Ok, this is somewhat old news, but somehow this slipped off my radar back in February. Even when I showed it to a few IT admins today that follow such news very closely, they mentioned to me that they don't remember seeing anything about this in the SANS newsletter, NTBUGTRAQ, or any other security mailing lists.

Microsoft Triumphant in OpenHack 4 Competition

In October 2002, eWeek Labs launched its fourth annual OpenHack online security contest. The year's contest, the third year of participation for Microsoft, was designed to test enterprise security by exposing systems to the real-world rigors of the Web. Both Microsoft and Oracle were given a sample Web application by eWeek and were asked to redevelop the application using their respective technologies. Individuals from throughout the world were then invited to attempt to compromise the security of the resulting sites in exchange for cash prizes.

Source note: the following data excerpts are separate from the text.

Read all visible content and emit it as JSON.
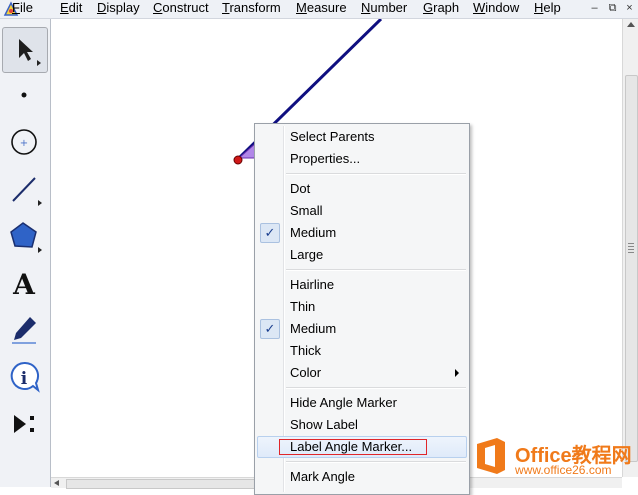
{
  "menubar": {
    "items": [
      {
        "text": "File",
        "u": "F",
        "rest": "ile"
      },
      {
        "text": "Edit",
        "u": "E",
        "rest": "dit"
      },
      {
        "text": "Display",
        "u": "D",
        "rest": "isplay"
      },
      {
        "text": "Construct",
        "u": "C",
        "rest": "onstruct"
      },
      {
        "text": "Transform",
        "u": "T",
        "rest": "ransform"
      },
      {
        "text": "Measure",
        "u": "M",
        "rest": "easure"
      },
      {
        "text": "Number",
        "u": "N",
        "rest": "umber"
      },
      {
        "text": "Graph",
        "u": "G",
        "rest": "raph"
      },
      {
        "text": "Window",
        "u": "W",
        "rest": "indow"
      },
      {
        "text": "Help",
        "u": "H",
        "rest": "elp"
      }
    ],
    "window_buttons": [
      "–",
      "⧉",
      "×"
    ]
  },
  "toolbox": {
    "tools": [
      "arrow-select-tool",
      "point-tool",
      "compass-tool",
      "straightedge-tool",
      "polygon-tool",
      "text-tool",
      "marker-tool",
      "information-tool",
      "custom-tool"
    ],
    "text_tool_glyph": "A",
    "info_tool_glyph": "i"
  },
  "context_menu": {
    "items": [
      {
        "label": "Select Parents",
        "checked": false
      },
      {
        "label": "Properties...",
        "checked": false
      },
      {
        "label": "Dot",
        "checked": false
      },
      {
        "label": "Small",
        "checked": false
      },
      {
        "label": "Medium",
        "checked": true
      },
      {
        "label": "Large",
        "checked": false
      },
      {
        "label": "Hairline",
        "checked": false
      },
      {
        "label": "Thin",
        "checked": false
      },
      {
        "label": "Medium",
        "checked": true
      },
      {
        "label": "Thick",
        "checked": false
      },
      {
        "label": "Color",
        "checked": false,
        "submenu": true
      },
      {
        "label": "Hide Angle Marker",
        "checked": false
      },
      {
        "label": "Show Label",
        "checked": false
      },
      {
        "label": "Label Angle Marker...",
        "checked": false,
        "highlighted": true
      },
      {
        "label": "Mark Angle",
        "checked": false
      }
    ],
    "check_glyph": "✓"
  },
  "watermark": {
    "title": "Office教程网",
    "url": "www.office26.com"
  },
  "colors": {
    "line": "#0f0f80",
    "angle_marker": "#b187e8",
    "point": "#d01818",
    "highlight_box": "#e0262a",
    "watermark": "#f07a1a"
  }
}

Microsoft developed its application using the Microsoft .NET Framework, IIS 5.0, Windows 2000 Advanced Server, and SQL Server 2000. (It should be noted that Microsoft Windows .NET Sever 2003 with IIS 6.0 would have been used had it been released at the time of the contest. In Windows .NET Server 2003, several of the steps we took to "lock down" the operating system and Web server are already completed by default.)

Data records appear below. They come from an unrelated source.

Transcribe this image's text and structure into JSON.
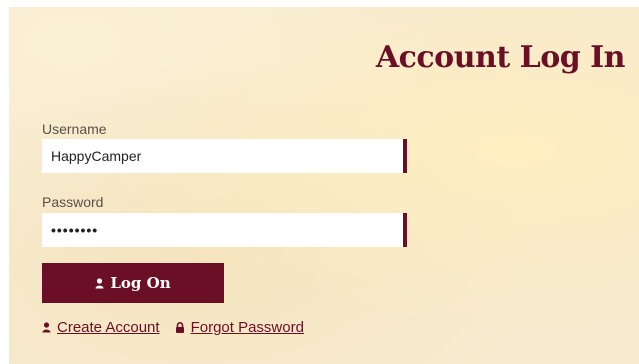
{
  "page": {
    "title": "Account Log In"
  },
  "form": {
    "username_label": "Username",
    "username_value": "HappyCamper",
    "password_label": "Password",
    "password_value": "••••••••",
    "submit_label": "Log On"
  },
  "links": {
    "create_account": "Create Account",
    "forgot_password": "Forgot Password"
  },
  "icons": {
    "submit": "user-icon",
    "create_account": "user-icon",
    "forgot_password": "lock-icon"
  },
  "colors": {
    "brand": "#6b0f26",
    "background": "#f7ebcf"
  }
}
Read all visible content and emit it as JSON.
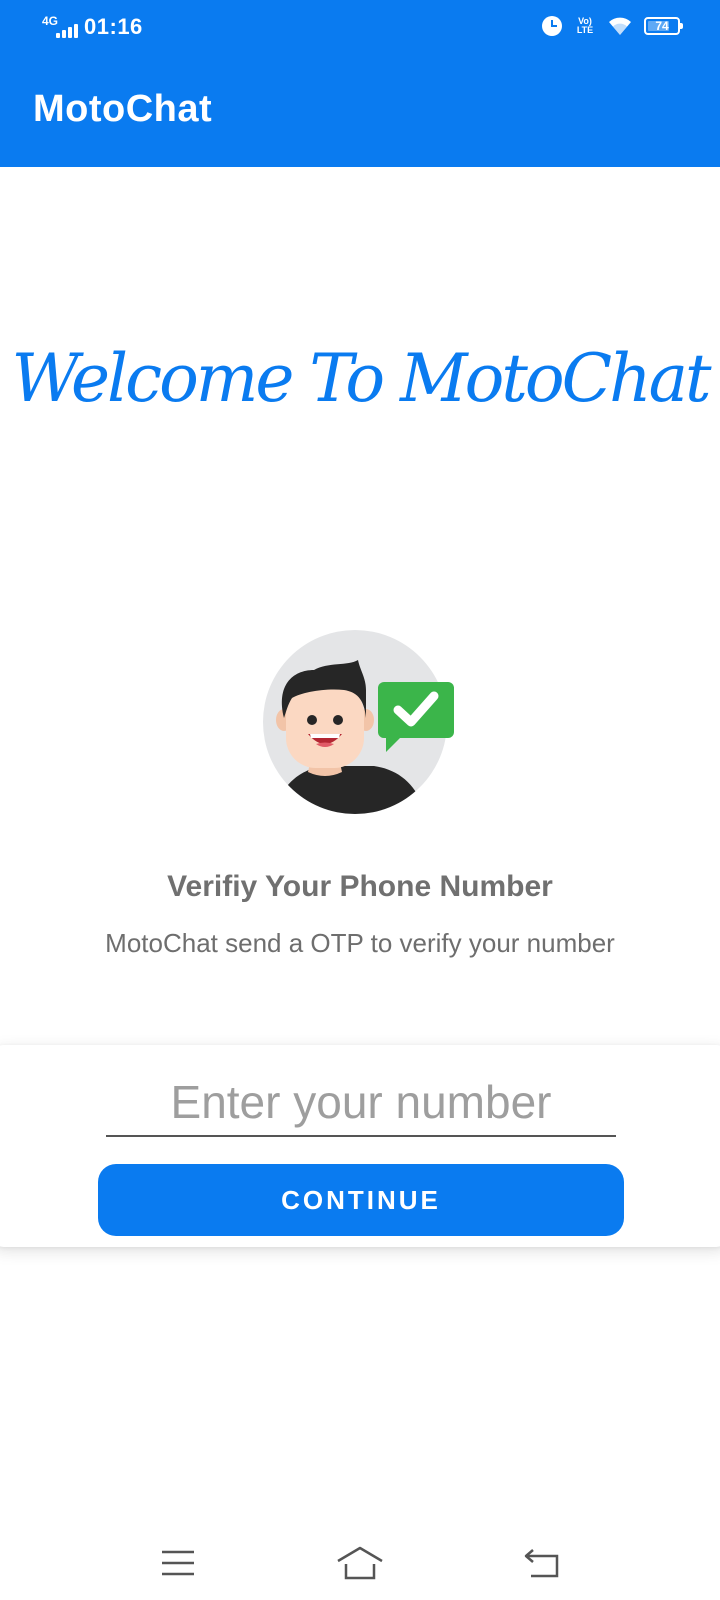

The results of the competition may be found at: http://www.eweek.com/category2/1,3960,600431,00.asp

In total, the Microsoft solution withstood over 82,500 attacks. Microsoft emerged from OpenHack 4 unscathed, as it did in its previous engagements with the first and second OpenHack competitions.

An article explaining how the solution was built and configured, including best practices for software developers and systems administrators to secure their own solutions is available at: http://msdn.microsoft.com/library/default.asp?url=/library/en-us/dnnetsec/html/openhack.asp

(this text was copied from http://www.microsoftsoutheast.com/news/product_news_0302.asp)

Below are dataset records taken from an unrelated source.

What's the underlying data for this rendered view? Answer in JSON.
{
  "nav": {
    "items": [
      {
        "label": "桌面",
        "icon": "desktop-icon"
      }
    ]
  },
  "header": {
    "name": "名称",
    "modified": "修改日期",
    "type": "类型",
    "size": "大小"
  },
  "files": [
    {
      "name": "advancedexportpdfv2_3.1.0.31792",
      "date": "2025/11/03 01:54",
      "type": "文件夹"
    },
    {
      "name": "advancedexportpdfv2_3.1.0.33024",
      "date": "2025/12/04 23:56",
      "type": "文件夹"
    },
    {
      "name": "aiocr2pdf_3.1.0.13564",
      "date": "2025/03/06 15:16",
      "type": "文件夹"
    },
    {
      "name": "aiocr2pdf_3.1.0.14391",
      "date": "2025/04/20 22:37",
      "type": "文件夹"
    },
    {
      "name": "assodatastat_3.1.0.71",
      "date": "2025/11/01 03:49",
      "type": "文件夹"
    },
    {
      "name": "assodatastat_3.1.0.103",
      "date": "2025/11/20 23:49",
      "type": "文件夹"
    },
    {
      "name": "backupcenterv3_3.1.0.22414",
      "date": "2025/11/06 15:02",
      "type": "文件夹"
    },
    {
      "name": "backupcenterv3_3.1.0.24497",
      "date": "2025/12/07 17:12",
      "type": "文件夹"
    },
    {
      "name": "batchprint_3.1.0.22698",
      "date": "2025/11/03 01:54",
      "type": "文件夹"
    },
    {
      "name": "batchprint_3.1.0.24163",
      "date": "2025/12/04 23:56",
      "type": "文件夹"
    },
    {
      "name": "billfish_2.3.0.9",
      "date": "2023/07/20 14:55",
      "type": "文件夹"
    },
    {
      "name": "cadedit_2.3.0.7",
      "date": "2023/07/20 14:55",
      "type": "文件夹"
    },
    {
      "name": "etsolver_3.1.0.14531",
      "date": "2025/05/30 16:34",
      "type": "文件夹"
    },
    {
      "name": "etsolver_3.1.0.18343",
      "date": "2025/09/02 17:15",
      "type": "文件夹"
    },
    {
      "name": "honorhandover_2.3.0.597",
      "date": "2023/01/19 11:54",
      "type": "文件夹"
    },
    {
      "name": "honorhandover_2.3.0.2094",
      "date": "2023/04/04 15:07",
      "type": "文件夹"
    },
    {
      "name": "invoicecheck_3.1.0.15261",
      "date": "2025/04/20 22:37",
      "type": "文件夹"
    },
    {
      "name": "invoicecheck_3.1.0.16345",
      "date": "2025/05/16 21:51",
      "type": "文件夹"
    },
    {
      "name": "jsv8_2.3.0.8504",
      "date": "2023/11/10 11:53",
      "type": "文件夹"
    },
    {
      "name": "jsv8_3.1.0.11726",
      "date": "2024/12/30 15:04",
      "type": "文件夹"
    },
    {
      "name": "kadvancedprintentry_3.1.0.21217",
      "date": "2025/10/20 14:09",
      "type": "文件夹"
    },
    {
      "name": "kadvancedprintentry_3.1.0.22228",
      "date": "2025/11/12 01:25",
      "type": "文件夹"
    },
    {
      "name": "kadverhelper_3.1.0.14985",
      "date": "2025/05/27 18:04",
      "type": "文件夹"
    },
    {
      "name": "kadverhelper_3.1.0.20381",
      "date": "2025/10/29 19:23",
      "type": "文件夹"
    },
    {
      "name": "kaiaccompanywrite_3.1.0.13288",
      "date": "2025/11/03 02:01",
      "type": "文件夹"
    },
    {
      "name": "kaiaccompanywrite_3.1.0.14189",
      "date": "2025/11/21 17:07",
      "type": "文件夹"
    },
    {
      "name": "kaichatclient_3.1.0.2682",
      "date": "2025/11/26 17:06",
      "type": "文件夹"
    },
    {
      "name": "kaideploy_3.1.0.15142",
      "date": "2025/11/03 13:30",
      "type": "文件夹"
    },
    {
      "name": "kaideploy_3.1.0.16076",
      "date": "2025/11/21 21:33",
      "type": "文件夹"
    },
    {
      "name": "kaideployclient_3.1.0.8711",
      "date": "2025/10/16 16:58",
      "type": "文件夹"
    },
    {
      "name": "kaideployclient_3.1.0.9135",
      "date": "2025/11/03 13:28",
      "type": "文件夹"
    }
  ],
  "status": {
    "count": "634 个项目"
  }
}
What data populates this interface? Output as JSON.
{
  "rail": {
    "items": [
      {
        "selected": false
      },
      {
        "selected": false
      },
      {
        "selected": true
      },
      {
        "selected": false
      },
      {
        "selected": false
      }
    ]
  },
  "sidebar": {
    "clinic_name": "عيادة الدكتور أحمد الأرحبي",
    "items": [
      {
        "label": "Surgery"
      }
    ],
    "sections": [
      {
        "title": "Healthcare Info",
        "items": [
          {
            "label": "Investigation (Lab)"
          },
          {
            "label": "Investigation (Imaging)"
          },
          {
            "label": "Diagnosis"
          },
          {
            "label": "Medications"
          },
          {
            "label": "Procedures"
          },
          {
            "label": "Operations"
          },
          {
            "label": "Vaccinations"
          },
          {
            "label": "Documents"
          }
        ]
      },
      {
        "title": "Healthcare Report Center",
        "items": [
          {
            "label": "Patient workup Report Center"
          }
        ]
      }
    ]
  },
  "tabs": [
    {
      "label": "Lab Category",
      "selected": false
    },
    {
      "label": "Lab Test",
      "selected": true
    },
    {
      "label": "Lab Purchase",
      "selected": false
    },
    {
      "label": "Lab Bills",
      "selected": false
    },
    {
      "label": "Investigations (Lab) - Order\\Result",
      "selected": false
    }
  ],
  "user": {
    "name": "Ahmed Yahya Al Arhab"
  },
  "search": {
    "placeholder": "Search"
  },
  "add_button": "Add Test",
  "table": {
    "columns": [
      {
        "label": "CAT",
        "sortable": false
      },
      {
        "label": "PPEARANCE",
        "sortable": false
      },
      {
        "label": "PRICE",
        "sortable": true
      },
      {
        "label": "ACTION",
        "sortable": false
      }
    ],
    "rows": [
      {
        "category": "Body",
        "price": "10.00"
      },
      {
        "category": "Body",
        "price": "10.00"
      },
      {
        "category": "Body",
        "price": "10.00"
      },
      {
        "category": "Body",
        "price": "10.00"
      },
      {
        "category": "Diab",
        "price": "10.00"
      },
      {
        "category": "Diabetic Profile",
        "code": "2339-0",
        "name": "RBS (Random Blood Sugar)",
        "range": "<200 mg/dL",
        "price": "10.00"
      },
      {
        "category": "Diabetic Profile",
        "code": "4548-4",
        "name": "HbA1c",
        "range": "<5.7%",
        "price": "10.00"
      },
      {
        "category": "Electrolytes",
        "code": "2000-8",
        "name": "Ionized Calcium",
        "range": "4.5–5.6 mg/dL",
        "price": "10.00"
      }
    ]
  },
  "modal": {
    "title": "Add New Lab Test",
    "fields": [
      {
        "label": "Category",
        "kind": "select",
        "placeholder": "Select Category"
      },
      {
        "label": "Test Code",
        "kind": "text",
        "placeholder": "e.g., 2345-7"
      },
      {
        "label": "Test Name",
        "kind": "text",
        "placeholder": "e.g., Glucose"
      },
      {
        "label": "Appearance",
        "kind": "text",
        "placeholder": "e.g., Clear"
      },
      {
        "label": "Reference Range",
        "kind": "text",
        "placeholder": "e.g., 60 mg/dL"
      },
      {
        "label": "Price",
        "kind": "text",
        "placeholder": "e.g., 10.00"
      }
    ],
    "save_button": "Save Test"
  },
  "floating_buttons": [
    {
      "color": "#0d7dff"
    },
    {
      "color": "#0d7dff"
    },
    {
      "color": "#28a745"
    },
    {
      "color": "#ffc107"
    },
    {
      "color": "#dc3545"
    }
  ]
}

I don't know about you, but I'm sick an tired of hearing people out there constantly bicker and complain about how Microsoft sucks or how insecure their software is. Things like that just bother me. Obviously if Microsoft WON the OpenHack 4 competition, then it's been shown that security on Windows can be achieved. There's one caveat here... that is that the person(s) setting up the box actually know what they are doing and pay attention to proper setup. One of the major roots of this problem is, I think, that some IT admins (ie: those that constantly bicker and complain about Microsoft) think that adminning a Windows Server is the same as their PC at home. Well, IT'S NOT! Just because your Windows XP Home Edition PC (or heaven forbid you're still running Windows 95, 98, Me) looks and feels similar to your Windows Server at work doesn't mean that they are the same! Anyway, I think I've beaten this topic enough for now. But rest assured, this gripe with come back every now and again because this post will not all of a sudden magically cure all these admins who think like I've described.